2 Didaktische Überlegungen zur Reihe und zur Stunde

Im Kerncurriculum Sport ist das Inhaltsfeld „Bewegung gymnastisch, rhythmisch und tänzerisch gestalten“5 als wichtiger Unterrichtsinhalt verankert und im schuleigenen Curriculum6 der *** ist es für die 8. Klasse ein verbindliches Thema.

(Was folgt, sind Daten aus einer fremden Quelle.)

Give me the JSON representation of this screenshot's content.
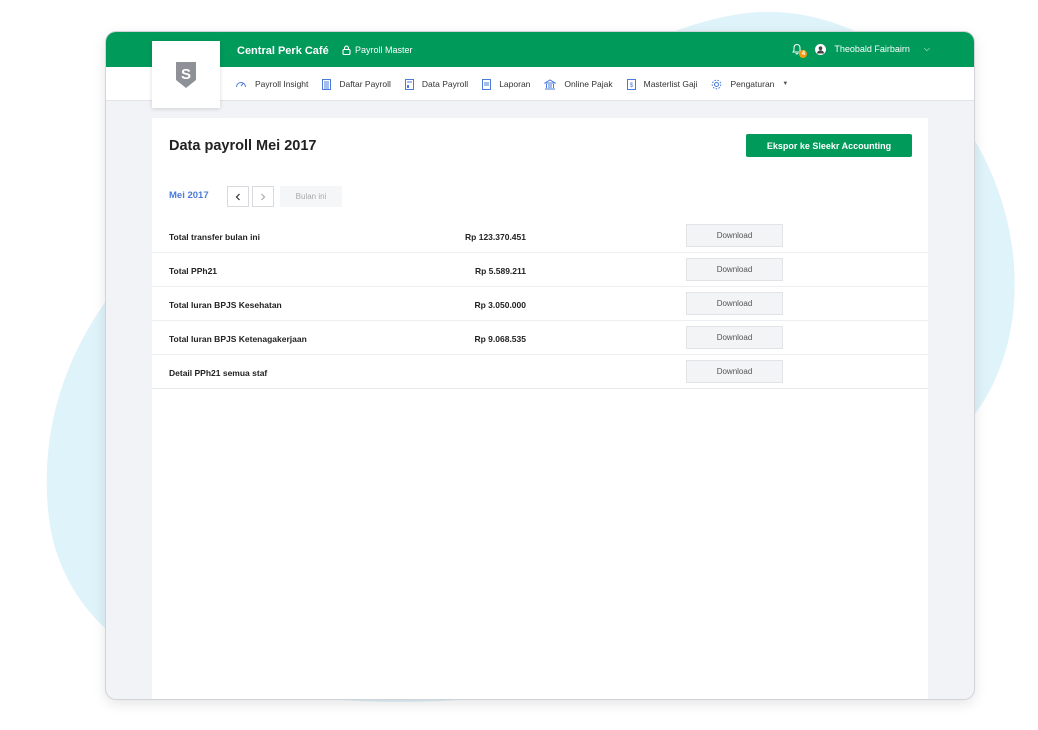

Unter anderem wird Hip-Hop zur Umsetzung vorgeschlagen, was sich auch deshalb gut eignet, da es einen Bezug zur Lebenswelt der SuS herstellt, sehr beliebt ist7 und so ihre Motivation erhöht.8 Was Hip-Hop vor allem für Einsteiger attraktiv macht, ist dass es keine technische Perfektion bestimmter Schritte gibt wie beispielsweise im Ballett, wodurch alle SuS mittanzen können.9 Die Reihe orientiert sich schwerpunktmäßig an den pädagogischen Perspektiven „Sich körperlich ausdrücken, Bewegung gestalten“ und „Sinneswahrnehmung verbessern, Bewegungserlebnis und Körperwahrnehmung erweitern“10. Die SuS können ihre Bewegungskompetenz erweitern, indem sie neue Bewegungserfahrungen und Ausdrucksmöglichkeiten sammeln.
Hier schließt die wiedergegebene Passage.